The Superior Council of Excavations and Antiquities (which published 136 Memories of Excavations between 1916 and 1936) was replaced in 1939 by the General Commissariat of Archaeological Excavations, which has since published two files of Acta Arqueológica Hispana, fifteen Informes y memories. Other scientific institutes in Madrid, Barcelona, ​​Valencia, Badajoz, Asturias, Navarre, the Basque provinces, etc., are grouped in the Higher Council for Scientific Research and for the most part in the “Diego Velázquez” Institute of Art and Archeology. For Spain 2012, please check oxfordastronomy.com.

For the Paleolithic period the excavation of the Parpalló cave, published and studied by L. Pericot, occupies an important place.
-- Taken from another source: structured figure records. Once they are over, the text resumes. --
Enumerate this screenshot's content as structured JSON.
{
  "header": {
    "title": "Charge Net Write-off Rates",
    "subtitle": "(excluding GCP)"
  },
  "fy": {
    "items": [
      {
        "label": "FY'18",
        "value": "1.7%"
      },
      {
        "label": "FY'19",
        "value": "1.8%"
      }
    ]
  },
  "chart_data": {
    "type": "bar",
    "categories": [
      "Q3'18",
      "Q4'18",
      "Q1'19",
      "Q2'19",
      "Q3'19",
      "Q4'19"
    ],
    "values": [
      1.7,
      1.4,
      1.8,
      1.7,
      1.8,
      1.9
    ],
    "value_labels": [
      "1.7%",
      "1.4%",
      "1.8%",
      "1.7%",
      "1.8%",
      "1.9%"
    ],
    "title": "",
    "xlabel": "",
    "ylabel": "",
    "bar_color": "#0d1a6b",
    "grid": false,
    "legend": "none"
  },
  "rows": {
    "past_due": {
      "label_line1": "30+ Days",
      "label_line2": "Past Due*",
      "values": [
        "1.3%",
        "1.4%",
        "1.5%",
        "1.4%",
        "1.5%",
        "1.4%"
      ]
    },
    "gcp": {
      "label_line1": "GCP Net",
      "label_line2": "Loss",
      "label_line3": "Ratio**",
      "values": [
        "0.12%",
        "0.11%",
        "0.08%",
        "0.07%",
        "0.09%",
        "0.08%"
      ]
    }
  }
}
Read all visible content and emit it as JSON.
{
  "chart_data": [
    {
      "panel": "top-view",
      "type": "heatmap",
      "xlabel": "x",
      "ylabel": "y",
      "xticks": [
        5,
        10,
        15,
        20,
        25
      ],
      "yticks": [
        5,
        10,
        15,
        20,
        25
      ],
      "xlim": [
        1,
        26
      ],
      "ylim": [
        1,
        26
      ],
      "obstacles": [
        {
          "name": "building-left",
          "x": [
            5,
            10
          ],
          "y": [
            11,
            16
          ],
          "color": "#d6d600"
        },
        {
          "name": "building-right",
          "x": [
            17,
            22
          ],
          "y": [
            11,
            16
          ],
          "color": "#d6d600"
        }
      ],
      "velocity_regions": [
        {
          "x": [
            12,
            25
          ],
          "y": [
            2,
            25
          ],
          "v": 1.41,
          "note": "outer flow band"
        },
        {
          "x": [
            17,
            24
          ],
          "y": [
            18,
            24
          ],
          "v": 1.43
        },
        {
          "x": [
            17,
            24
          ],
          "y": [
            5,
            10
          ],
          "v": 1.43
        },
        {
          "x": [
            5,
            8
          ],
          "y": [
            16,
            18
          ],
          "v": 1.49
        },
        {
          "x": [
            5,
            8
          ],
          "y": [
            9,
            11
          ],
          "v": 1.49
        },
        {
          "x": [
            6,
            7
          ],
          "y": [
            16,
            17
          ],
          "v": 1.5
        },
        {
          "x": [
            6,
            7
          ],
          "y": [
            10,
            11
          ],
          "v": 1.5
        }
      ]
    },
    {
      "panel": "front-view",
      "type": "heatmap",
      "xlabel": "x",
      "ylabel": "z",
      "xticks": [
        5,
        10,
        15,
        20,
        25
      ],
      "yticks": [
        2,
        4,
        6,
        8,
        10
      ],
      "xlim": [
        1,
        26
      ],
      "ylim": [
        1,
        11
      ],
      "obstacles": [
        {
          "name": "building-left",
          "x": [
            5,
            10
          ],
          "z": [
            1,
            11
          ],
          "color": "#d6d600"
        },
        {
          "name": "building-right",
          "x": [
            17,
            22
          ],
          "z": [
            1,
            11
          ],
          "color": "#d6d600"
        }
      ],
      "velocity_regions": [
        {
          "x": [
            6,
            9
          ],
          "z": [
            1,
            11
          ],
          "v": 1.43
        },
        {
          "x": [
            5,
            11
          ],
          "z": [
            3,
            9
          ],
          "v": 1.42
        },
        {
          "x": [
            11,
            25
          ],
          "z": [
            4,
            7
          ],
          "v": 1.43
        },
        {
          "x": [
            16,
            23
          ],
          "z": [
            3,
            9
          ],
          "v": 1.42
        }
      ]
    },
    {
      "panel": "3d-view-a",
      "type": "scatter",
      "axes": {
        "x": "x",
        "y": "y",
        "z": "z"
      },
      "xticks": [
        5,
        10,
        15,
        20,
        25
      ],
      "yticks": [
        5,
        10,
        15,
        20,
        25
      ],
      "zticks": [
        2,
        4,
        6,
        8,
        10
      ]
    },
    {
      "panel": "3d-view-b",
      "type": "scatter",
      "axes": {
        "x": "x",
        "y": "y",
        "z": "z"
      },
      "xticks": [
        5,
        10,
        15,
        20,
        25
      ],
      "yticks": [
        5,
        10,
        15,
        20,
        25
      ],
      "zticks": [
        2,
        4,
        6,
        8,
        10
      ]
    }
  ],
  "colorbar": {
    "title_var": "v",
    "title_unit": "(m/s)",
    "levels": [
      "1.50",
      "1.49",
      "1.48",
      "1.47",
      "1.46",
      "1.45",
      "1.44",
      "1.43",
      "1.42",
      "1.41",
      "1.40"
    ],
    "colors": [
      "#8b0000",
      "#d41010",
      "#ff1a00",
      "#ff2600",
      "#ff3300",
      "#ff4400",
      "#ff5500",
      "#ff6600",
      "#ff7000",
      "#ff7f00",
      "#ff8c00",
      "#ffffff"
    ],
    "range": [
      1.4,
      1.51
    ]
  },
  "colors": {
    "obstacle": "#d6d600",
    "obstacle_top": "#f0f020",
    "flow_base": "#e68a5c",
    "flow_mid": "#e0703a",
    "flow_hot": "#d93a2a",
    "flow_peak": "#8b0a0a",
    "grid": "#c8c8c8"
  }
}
There were also findings in the caves of La Cocina, Valenza, particularly interesting for the Mesolithic, published by Pericot; La Cova Negra by Bellús in Sátiva was published by D. Jordá. J. Uria studied the Nordic Asturian group of paintings from El Cuetu by Lledías; according to Pericot, the oriental ones of the Cogul area and the cave of La Cocina show how this oriental rock art, derived from the Spanish-French one, became independent in the Magdalenian, when the natives resumed the artistic heritage of the Aurignacians and Solutreans of Parpalló, creating an art that is schematized and decays at the beginning of the Neolithic. The findings of dolmen of Alto Ampurdán, Torreut, Gerona, Monforte del Cid, Valenza and Ereta del Pedregal in Navarre.

From the Bronze Age belongs a treasure found by chance in Caldas de Reyes, in the province of Pontevedra, consisting of 28 kg. of gold pieces, of which only half could be saved; includes vases, necklaces, bracelets, a small jar and a comb. Among the Halstatt finds we should mention the Catalan necropolis of El Molar (published by Spain Vilaseca), the excavations of B. Taracena and Vásquez de Parga in the stations of Arguedas and Cortes in Navarre, and the necropolis of Agullana in Gerona, studied by Payol. Maluquer and Tomás. Few are the findings of the Punic and Greek colonization.

For the Iberian Iron Age, of which many unpublished inscriptions were published by Gómez Moreno, excavations continued both in Liria (Valence), directed by I. Ballester, rich in painted and inscribed pottery, and in the Iberian necropolis of Oya de Santa Ana, of Albacete, in the inhabited area of ​​La Cregüeta in Gerona, in the Cabezo del Tío Pío, in Archena, in the Castellón of Alcocer, in Teruel and in the Turò di Rovira in Barcelona, ​​helping to clarify the discussed chronological problem of Iberian ceramics. For the second Celtic Iron Age, excavations have been made with findings of circular houses in the late castro of Coaña in Asturias (published by A. García y Bellido); in Monte Bernorio (from the post-Halstatt period), in Palencia; to Echauri and Javier in Navarre; at Yecla in Burgos.

During the Roman period the excavations of Ampurias continued with intensity under the direction of M. Almagro; large remains of Caesar’s walls have been discovered, a small extra-muros amphitheater and a sumptuous imperial residence. In Almenara di Adaja, in Valladolid, a rich Roman villa was partly discovered, and Serra Rafols has published the excavation of the villa of Fortunatus di Fraga. In Ontur, Albacete, and in burials of children in a Roman necropolis, there have been very interesting objects, such as four ivory dolls and one of amber. B. Taracena and Vázquez de Parga have completely excavated a villa in Liédena, and published the Roman remains of this province of Navarre, as well as the excavation of the important palace of Clunia.